LAKE CACHUMA, Calif. — After the heavy rains of December and January, spring has arrived early in the Santa Ynez Valley. Last Saturday, when my husband, Paul, and I drove up from Los Angeles on U.S. 101 and turned east into the valley on California 246, the rolling hills were as green as Ireland's, the new leaves of the live oaks beginning to unfurl.
We had made the trip on the chance we might glimpse the bald eagles that winter at Lake Cachuma, a seven-mile-long man-made lake that is a major source of drinking water for the nearby city of Santa Barbara. Having seen intriguing birds on a trip to Costa Rica, I thought it would be a thrill to spot, so close to home, the rare and majestic bird that is our nation's symbol. But when we arrived at Lake Cachuma, we saw nothing but crows--dozens of them exploding from the trees and cawing raucously in what looked like a scene out of Alfred Hitchcock's horror film, "The Birds." I remarked to Paul that I doubted a two-hour wildlife cruise on the lake would yield sightings of more exotic and elusive feathered species.
"You just need to know how to look," said a tall, ruggedly handsome man who'd overheard me. "For instance," he said, gazing up at a leafy oak-tree branch, "Can you see that black-crowned night heron snoozing up there?" All I saw was leaves. The man pointed. Sure enough, after some futzing with my binoculars, I could make out a large grayish-white bird with a long bill and a black head.
I was amazed and a little embarrassed. The man introduced himself: Neal Taylor, Santa Barbara County's naturalist for the last 18 years and our guide for today's wildlife cruise. Taylor reassured me that it takes awhile to get the hang of bird-watching--that he'd been practicing since he was a boy and used to come here to fish with his father.
Along with other binocular-armed, nature-loving tourists who'd booked seats in advance, Paul and I proceeded down the dock to the Osprey, a covered 46-passenger pontoon boat that tours the lake Wednesdays through Sundays all year. (The best time to spot eagles is from November through early March.) Taylor fitted us all with life jackets and we settled into the boat's cushioned, revolving seats. As he nosed the pontoon boat out of the marina, the mother of a restless 3-year-old called hopefully to Taylor: "Will we see anything exciting today?"
"We won't know 'til we're out there," he replied. "This isn't Disneyland."
In fact, as Taylor guided the Osprey across the tranquil blue water and into a picturesque bay on the opposite shore (there are 42 miles of shoreline), he pointed out something that we could see at Disneyland: the lichen that hangs from the oaks at Lake Cachuma was exported to Disneyland to be the "Spanish moss" in the Pirates of the Caribbean ride.

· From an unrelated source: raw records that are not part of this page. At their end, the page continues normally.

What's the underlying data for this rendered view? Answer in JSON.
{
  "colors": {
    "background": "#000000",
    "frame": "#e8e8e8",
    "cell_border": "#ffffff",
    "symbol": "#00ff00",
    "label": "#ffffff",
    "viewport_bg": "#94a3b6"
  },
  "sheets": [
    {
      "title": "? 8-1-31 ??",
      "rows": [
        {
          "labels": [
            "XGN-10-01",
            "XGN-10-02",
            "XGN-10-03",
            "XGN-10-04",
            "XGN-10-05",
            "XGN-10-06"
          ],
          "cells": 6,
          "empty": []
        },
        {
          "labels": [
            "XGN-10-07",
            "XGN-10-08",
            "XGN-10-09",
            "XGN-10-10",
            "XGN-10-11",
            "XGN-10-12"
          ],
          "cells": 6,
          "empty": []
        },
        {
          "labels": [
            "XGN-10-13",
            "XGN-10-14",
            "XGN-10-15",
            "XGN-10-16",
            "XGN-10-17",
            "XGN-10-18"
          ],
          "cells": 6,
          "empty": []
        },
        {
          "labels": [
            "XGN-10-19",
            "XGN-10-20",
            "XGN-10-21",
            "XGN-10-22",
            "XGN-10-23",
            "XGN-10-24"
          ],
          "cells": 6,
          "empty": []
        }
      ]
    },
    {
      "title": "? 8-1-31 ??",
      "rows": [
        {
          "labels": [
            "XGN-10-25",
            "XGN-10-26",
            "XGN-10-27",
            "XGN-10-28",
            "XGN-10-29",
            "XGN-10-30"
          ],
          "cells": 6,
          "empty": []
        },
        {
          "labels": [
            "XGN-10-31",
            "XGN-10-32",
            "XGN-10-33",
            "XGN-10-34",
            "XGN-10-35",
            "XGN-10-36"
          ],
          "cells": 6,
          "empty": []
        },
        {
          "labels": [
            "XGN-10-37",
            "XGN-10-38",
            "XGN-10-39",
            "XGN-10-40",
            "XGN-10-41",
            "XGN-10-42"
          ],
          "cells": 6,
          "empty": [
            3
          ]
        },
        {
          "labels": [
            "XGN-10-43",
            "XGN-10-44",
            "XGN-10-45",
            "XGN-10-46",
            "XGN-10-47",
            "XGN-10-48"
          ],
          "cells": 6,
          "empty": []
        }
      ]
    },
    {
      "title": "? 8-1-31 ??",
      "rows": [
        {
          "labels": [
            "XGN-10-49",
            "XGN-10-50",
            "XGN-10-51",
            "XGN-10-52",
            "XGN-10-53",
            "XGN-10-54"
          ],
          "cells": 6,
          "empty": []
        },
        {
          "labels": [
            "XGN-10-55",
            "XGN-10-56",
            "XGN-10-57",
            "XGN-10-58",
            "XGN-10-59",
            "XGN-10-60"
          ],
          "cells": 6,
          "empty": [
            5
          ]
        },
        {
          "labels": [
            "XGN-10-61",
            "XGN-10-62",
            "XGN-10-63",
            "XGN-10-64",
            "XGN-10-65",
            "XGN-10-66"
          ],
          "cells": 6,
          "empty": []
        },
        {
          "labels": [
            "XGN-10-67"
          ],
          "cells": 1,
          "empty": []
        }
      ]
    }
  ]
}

Taylor filled us in on the various water birds paddling along the shore: red-headed ruddy ducks and green-headed mallards, white-necked grebes that can dive down 60 feet in search of fish, and black-and-gray mud hens, "the Rodney Dangerfields of the duck family." He pointed out a family of black-tailed deer grazing on a bank, then hushed us so that we could hear a bird's whistle that sounded almost like a baby's cry. We spotted its source high on a bare branch: a big, gray white-headed osprey, one of an estimated 70 to 80 pairs nesting at Lake Cachuma this year. According to Taylor, this "eagle of the sea" has such good eyesight that if it could read a newspaper, it would be able to read it from two miles away. The osprey took off, impressing us with its 60-inch wingspan.
Listening to Taylor's commentary as I scanned the shoreline with my binoculars, I experienced what I suppose is a bird-watcher's thrill of the hunt. I spotted great blue herons (whose feathers, prized for ladies' hats, were more valuable than gold at the turn of the century) and graceful white egrets posing on rocks, several jet-black cormorants skimming over the water, and half a dozen more osprey watching for trout and bass from high in trees.
Taylor pointed to a bluff where during a drought several years ago, he spotted six mountain lions in one week. Suddenly he stopped his story and gazed into the trees: "Folks, here's what we came for. Eagle at 10 o'clock!" After some false starts, I finally targeted it with my binoculars: a brown bird poised on a branch, a bird considerably larger--and more regal looking--than the ospreys we'd seen earlier. Taylor identified it as an immature bald eagle, too young to have grown the white feathers that create its "bald" head. Like the other eagles that have been spotted at Lake Cachuma, Taylor explained, this eagle most likely flew here from the San Juan Islands (the naturalists know this from the eagles' tags). As the eagle took off, Taylor drew our attention to the characteristic white feathers on the forward edges of its wings--wings that will stretch nearly 7 feet in length when it matures.